HMCTS leadership have assured the government that the CP will represent big savings in the CJS so they are pretty heavily committed to it.  The last thing the HMCTS leadership – or indeed anyone – wants is for the CP to join the list of overblown IT schemes which have never turned out to be ineffective in operation and have to be dumped.  We am presently assured that this will not happen, but we don’t think anyone can give us any guarantees.

So nothing is apparently going to happen in the short term, and certainly the DCS will not be replaced any time soon.  HMCTS naturally insist that the CP will come good.

At the Bar we have made it very clear that we will do our very best to help achieve the best outcome for advocates and litigators, but not at any cost.  The CP has got to be an improvement on the DCS and we can not sacrifice our ability to be able to work effectively on our cases simply because HMCTS wants to get a piece of software up and running.
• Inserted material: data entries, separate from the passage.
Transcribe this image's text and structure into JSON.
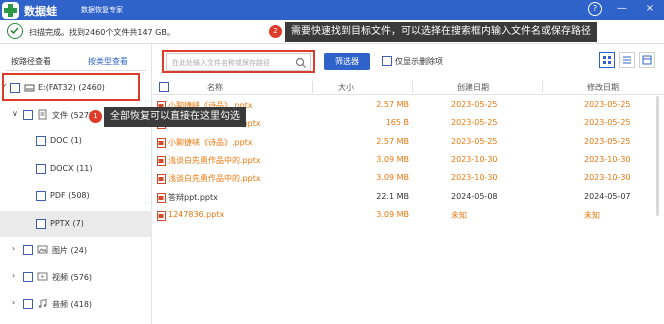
{
  "app": {
    "name": "数据蛙",
    "subtitle": "数据恢复专家",
    "help_symbol": "?",
    "min_symbol": "—",
    "close_symbol": "×"
  },
  "status": {
    "text": "扫描完成。找到2460个文件共147 GB。"
  },
  "callouts": {
    "one": {
      "number": "1",
      "text": "全部恢复可以直接在这里勾选"
    },
    "two": {
      "number": "2",
      "text": "需要快速找到目标文件，可以选择在搜索框内输入文件名或保存路径"
    }
  },
  "sidebar": {
    "tab_path": "按路径查看",
    "tab_type": "按类型查看",
    "tree": [
      {
        "label": "E:(FAT32) (2460)",
        "icon": "drive-icon",
        "chevron": "✓"
      },
      {
        "label": "文件 (527)",
        "icon": "document-icon",
        "chevron": "∨"
      },
      {
        "label": "DOC (1)"
      },
      {
        "label": "DOCX (11)"
      },
      {
        "label": "PDF (508)"
      },
      {
        "label": "PPTX (7)"
      },
      {
        "label": "图片 (24)",
        "icon": "picture-icon",
        "chevron": "›"
      },
      {
        "label": "视频 (576)",
        "icon": "video-icon",
        "chevron": "›"
      },
      {
        "label": "音频 (418)",
        "icon": "music-icon",
        "chevron": "›"
      }
    ]
  },
  "toolbar": {
    "search_placeholder": "在此处输入文件名称或保存路径",
    "filter_label": "筛选器",
    "only_deleted_label": "仅显示删除项"
  },
  "table": {
    "headers": {
      "name": "名称",
      "size": "大小",
      "created": "创建日期",
      "modified": "修改日期"
    },
    "rows": [
      {
        "name": "小聊捷峡《诗品》.pptx",
        "size": "2.57 MB",
        "created": "2023-05-25",
        "modified": "2023-05-25",
        "color": "orange",
        "icon": "pptx-deleted"
      },
      {
        "name": "浅谈白先勇作品中的.pptx",
        "size": "165 B",
        "created": "2023-05-25",
        "modified": "2023-05-25",
        "color": "orange",
        "icon": "pptx-deleted"
      },
      {
        "name": "小聊捷峡《诗品》.pptx",
        "size": "2.57 MB",
        "created": "2023-05-25",
        "modified": "2023-05-25",
        "color": "orange",
        "icon": "pptx-deleted"
      },
      {
        "name": "浅谈白先勇作品中的.pptx",
        "size": "3.09 MB",
        "created": "2023-10-30",
        "modified": "2023-10-30",
        "color": "orange",
        "icon": "pptx-deleted"
      },
      {
        "name": "浅谈白先勇作品中的.pptx",
        "size": "3.09 MB",
        "created": "2023-10-30",
        "modified": "2023-10-30",
        "color": "orange",
        "icon": "pptx-deleted"
      },
      {
        "name": "答辩ppt.pptx",
        "size": "22.1 MB",
        "created": "2024-05-08",
        "modified": "2024-05-07",
        "color": "dark",
        "icon": "pptx"
      },
      {
        "name": "1247836.pptx",
        "size": "3.09 MB",
        "created": "未知",
        "modified": "未知",
        "color": "orange",
        "icon": "pptx-deleted"
      }
    ]
  },
  "colors": {
    "brand": "#2f63c9",
    "deleted_text": "#e8780d",
    "highlight_red": "#e03a2a"
  }
}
I have no issue with HMCTS apparent willingness to listen: they have always been very keen to get feedback from the Bar.  I do have serious concerns that the structures are in place to allow for that to happen effectively.

Accordingly the Bar has now, as it were, teamed up with the CPS who, as part of the Civil Service have a closer connection with HMCTS than we do.  We are having regular meetings with them to try to collaborate on the design of the DCS replacement.  They, as litigators, face four ways; they have to liaise and coordinate with the police who supply the material, with the court as they serve that material, with their advocates – whether their employees or members of the Bar and with the defence litigators on the other side.  At the defence Bar we of course want to make sure it works well for contact between us and our instructing solicitors.  A good example is how we get access – and transfer access – to cases in which we have been instructed.